Enfin, les personnes atteintes d'un cancer du sein diagnostiqué depuis moins de 5 ans représentent plus de 11 000 femmes, soit moins de 50 % des cas prévalents de cette localisation et moins de 1 % des femmes entre 30 et 84 ans. En ce qui concerne le cancer colorectal, à peu près 3 100 femmes et 3 500 hommes ont fait l'objet d'un diagnostic depuis 5 ans ou moins, ce qui représente 55 % des cas prévalents de ce site pour les femmes et 62 % chez les hommes, soit environ 0,2 % de la population générale des 30-84 ans.

Comparaisons internationales

Dans le tableau III, nous présentons la prévalence estimée ou énumérée dans différents pays d'Europe. Les estimations correspondent à des prévalences totales alors que les prévalences énumérées correspondent à des prévalences partielles à 20 ans ou plus. Ces données sont extraites des monographies citées en référence (Storm et al., 1992 ; Tulinius et al., 1992 ; Zanetti et Crosignani, 1992), sauf pour Genève où la prévalence observée nous a été directement fournie par le Registre genevois des tumeurs. La prévalence et l'incidence sont des valeurs estimées en Italie et dans la région Rhône-Alpes. Dans tous les autres cas, il s'agit de quantités observées.

Les informations présentées dans le tableau III permettent la comparaison à partir de 3 indicateurs épidémiologiques. Le premier concerne le nombre de cas prévalents pour les âges 30-84 ans et aux différentes dates où cette information est disponible. Le deuxième est le taux d'incidence standardisé tronqué (30-84 ans) calculé sur la période 1983-1987 (Suède, Genève, Tamise) (Parkin et al., 1992), en 1985 (Italie) (Zanetti et Crosignani, 1992), en 1989 pour le Danemark (Storm et al., 1992) et en 1990 pour la région Rhône-Alpes, en prenant comme population standard la population mondiale (Parkin et al., 1992). Le troisième est le rapport prévalence/incidence calculé comme le rapport entre le nombre de cas prévalents et le nombre de cas incidents.

On constate que malgré une disparité des tailles des populations et de l'ancienneté du recul lorsque la prévalence est observée, et en dépit d'une relative disparité des niveaux d'incidence, le rapport prévalence/incidence pour les 3 localisations est à peu près constant pour l'ensemble des pays examinés.

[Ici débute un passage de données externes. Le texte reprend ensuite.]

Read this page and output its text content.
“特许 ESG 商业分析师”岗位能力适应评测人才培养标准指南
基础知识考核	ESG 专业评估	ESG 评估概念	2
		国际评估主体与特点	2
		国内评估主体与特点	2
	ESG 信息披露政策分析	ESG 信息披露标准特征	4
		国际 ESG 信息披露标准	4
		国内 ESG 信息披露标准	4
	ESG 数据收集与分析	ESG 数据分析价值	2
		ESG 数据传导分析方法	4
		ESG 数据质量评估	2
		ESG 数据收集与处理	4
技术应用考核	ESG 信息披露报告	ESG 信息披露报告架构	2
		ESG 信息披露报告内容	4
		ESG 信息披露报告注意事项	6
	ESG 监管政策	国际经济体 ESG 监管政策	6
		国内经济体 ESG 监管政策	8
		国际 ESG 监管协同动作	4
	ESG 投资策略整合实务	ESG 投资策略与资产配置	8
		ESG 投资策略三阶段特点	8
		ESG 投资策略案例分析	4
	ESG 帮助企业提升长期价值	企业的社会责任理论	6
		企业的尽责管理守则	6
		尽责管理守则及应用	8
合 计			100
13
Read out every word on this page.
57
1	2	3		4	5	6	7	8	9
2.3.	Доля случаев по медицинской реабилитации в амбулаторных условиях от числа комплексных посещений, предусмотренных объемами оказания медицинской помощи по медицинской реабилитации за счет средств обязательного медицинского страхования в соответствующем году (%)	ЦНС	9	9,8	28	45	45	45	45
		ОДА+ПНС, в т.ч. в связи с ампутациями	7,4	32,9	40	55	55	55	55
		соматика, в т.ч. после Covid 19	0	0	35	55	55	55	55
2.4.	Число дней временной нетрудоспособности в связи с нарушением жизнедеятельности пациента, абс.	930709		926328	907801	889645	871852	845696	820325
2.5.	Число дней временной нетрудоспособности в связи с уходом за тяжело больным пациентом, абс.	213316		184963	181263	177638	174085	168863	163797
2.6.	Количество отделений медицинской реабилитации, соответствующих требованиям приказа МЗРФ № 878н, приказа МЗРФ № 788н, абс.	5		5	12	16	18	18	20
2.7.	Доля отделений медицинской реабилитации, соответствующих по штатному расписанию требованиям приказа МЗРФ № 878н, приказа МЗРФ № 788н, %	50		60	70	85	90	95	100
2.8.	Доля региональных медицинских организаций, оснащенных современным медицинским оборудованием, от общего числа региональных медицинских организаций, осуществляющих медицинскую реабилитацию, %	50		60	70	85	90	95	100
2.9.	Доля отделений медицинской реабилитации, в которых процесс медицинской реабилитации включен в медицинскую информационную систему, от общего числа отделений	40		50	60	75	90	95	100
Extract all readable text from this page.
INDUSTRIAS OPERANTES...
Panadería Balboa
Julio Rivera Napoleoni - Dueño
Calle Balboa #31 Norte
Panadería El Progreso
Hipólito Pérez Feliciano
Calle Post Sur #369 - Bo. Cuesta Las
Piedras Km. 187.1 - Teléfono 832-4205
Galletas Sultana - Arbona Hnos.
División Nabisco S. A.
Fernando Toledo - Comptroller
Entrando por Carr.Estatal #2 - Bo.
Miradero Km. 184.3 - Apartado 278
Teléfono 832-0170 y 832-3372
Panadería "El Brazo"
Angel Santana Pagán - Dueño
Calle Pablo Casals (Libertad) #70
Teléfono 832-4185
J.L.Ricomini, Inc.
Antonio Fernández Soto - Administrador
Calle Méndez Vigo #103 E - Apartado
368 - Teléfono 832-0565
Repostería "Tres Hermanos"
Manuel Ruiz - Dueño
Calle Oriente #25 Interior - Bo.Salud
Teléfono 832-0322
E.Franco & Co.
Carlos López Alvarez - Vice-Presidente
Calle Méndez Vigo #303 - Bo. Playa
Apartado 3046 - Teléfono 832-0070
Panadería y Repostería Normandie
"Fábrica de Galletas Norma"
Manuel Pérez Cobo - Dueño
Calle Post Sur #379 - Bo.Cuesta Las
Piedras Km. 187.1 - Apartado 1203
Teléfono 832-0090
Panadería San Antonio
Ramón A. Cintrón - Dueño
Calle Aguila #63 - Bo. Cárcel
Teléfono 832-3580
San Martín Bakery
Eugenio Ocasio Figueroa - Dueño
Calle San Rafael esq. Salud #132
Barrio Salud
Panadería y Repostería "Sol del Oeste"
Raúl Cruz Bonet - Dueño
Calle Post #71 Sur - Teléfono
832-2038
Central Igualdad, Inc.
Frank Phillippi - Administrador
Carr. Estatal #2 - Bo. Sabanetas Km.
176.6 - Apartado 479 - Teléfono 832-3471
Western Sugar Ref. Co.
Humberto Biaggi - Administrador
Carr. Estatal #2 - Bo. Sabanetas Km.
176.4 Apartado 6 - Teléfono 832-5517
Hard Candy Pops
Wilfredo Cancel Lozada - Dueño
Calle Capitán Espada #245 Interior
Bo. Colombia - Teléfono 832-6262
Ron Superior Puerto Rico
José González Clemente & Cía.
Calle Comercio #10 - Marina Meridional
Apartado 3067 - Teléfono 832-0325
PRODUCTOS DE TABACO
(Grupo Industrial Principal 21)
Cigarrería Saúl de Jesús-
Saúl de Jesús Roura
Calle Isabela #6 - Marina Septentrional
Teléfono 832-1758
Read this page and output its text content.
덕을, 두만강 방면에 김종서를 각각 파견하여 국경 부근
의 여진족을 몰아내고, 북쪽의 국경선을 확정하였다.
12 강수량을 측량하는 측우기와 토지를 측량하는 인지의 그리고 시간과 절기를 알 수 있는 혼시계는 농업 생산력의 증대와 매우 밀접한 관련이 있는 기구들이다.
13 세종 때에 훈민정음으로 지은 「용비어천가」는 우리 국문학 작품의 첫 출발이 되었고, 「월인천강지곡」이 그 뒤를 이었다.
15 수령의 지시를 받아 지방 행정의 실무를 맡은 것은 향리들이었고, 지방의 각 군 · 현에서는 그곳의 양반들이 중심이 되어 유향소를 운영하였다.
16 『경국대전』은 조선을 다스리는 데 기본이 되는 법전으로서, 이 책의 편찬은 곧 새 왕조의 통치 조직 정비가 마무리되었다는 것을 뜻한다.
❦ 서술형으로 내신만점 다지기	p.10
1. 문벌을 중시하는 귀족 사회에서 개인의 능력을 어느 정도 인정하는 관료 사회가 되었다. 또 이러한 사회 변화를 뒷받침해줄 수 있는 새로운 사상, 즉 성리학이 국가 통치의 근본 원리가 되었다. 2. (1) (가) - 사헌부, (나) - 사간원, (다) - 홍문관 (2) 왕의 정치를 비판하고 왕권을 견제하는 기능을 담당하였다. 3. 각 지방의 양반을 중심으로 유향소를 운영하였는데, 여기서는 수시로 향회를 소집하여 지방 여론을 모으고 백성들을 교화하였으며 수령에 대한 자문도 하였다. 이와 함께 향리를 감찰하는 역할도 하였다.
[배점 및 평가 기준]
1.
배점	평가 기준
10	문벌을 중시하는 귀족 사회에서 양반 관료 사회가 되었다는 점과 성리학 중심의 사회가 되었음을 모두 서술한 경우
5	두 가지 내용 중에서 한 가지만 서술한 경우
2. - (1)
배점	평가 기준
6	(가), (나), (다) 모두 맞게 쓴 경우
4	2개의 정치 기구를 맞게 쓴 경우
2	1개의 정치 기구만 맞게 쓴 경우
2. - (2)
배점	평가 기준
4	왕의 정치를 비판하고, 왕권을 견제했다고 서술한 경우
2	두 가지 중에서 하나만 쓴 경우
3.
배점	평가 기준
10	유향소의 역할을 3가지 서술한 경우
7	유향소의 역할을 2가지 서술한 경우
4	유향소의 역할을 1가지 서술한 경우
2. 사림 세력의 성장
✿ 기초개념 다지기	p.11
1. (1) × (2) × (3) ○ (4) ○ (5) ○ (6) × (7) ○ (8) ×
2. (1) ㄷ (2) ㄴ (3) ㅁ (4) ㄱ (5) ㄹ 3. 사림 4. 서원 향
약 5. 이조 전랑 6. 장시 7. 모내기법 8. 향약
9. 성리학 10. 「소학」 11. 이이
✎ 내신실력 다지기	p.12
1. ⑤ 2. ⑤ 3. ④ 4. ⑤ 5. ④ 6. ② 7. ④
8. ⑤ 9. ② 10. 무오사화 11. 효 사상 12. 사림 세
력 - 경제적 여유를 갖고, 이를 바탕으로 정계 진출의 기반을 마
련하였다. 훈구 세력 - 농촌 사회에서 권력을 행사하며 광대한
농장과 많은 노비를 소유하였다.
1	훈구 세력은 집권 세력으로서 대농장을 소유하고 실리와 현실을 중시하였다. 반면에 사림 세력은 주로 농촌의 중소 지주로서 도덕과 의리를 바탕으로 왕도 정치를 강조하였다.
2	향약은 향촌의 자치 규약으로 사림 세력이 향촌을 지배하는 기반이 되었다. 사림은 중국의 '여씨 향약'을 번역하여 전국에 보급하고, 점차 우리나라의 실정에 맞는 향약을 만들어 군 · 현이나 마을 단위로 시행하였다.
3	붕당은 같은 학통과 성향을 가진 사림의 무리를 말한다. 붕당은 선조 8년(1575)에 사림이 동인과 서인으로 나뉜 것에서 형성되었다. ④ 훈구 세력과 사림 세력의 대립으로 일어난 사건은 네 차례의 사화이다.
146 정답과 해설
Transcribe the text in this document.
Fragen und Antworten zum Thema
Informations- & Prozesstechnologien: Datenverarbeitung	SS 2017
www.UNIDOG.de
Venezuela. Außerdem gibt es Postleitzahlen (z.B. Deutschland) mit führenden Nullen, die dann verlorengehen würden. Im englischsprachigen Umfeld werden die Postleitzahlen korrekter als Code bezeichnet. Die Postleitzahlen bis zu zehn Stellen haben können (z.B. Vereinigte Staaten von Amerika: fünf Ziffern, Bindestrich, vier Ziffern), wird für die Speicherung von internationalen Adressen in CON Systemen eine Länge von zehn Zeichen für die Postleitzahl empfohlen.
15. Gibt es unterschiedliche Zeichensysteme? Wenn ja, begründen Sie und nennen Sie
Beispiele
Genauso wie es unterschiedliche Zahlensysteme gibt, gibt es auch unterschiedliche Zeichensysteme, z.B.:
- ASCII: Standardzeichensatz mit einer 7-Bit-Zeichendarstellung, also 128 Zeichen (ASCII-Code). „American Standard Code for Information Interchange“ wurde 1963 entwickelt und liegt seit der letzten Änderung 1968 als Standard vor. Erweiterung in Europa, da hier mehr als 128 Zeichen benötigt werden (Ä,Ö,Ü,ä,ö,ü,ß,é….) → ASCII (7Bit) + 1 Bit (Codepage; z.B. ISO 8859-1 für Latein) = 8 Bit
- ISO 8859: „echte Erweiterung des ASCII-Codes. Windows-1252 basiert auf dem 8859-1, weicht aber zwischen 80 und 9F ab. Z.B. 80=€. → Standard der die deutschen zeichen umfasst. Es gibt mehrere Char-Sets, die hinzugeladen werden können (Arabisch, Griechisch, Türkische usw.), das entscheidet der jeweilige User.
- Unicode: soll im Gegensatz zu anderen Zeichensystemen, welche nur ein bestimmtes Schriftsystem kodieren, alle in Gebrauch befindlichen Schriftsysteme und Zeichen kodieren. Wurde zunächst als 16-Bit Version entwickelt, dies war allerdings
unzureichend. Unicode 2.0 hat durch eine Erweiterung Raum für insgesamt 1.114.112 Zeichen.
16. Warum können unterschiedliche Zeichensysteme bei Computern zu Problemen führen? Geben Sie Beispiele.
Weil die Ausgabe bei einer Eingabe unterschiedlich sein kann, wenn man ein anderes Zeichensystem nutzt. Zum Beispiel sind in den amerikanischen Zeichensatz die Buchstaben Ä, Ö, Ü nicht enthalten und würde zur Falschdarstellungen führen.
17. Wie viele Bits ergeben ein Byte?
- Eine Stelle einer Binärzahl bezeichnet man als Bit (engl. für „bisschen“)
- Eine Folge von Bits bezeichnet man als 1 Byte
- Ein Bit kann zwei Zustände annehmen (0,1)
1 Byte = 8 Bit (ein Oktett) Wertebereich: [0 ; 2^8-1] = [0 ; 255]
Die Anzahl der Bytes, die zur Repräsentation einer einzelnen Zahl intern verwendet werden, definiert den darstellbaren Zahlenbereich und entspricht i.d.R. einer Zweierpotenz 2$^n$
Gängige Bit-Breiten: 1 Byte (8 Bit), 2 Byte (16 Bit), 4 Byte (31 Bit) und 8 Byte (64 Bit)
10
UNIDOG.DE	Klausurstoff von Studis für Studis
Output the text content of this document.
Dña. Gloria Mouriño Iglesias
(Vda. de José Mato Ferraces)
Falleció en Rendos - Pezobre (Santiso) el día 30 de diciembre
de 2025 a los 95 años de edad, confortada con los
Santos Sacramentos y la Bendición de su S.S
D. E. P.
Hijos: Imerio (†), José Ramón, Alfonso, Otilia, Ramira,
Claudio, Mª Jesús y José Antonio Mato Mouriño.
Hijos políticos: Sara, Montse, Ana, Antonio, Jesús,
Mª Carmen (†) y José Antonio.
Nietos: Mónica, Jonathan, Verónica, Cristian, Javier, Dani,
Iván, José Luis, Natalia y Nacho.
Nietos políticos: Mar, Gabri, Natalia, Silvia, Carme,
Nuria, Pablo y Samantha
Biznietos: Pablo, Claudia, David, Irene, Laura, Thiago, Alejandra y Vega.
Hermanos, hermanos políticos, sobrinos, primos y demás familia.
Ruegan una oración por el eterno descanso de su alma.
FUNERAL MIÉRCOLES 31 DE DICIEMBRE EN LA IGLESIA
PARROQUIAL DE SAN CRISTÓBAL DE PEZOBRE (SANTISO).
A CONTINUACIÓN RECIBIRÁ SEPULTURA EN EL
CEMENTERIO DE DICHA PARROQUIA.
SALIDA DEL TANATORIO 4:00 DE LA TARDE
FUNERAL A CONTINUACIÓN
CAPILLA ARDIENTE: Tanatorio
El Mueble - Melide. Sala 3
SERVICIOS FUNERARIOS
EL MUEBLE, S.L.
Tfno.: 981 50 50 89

Ainsi, le rapport prévalence/incidence moyen est d'environ 9 pour le cancer du sein (prévalence totale ou partielle à 20 ans au minimum). Ce rapport est beaucoup moins élevé pour le cancer colorectal du fait d'une moins bonne survie, environ 2 fois moins longue en moyenne (Berrino et al., 1995). On obtient un rapport moyen de l'ordre de 5,5 et de 4,6 respectivement pour les femmes et pour les hommes. Une même homogénéité globale est observée pour des délais depuis le diagnostic de 10 et 5 ans. Dans la région Rhône-Alpes, ces rapports sont estimés à 6,1 (sein), 4,4 (côlon-rectum, femme) et 3,8 (côlon-rectum, homme) pour un recul de 10 ans. Pour un recul de 5 ans, ces estimations s'élèvent respectivement à 4, 3,1 et 2,9.

Discussion

Importance des cas prévalents

Les 2 localisations retenues dans cet article représentent une part importante des cas prévalents de cancer, tous sites confondus et hors tumeurs de la peau non mélaniques. Globalement, dans les différents pays pris en compte précédemment et pour lesquels la prévalence est connue pour toutes les localisations, le cancer du sein et le cancer colorectal représentent respectivement entre 35 et 40 %, et entre 10 et 14 % des cas prévalents de cancer dans la population féminine. L'estimation des cas pour ces deux localisations permet donc de couvrir la moitié de la prévalence du cancer chez les femmes. Chez les hommes en revanche, la répartition des cas prévalents entre les différents sites est plus dispersée ; cette situation est liée notamment au fait que le cancer du poumon, qui est le plus fréquent des cancers incidents chez les hommes avec environ 20 % des cas hors tumeur de la peau non mélanique, représente moins de 10 % des cas prévalents. Cette situation est bien entendu liée à l'évolution péjorative à court terme de ce site. Les cas de cancers colorectaux correspondent à la localisation dont la prévalence est la plus élevée, entre 15 et 18 % des cas. Les autres sites de prévalence élevée sont la vessie et la prostate dont la part est à peu près identique, de l'ordre de 12 à 15 %. Pour la prostate, on peut d'ailleurs s'attendre à une forte augmentation de la prévalence du fait d'une augmentation récente du diagnostic de formes localisées et de bon pronostic (Ménégoz et al., 1995).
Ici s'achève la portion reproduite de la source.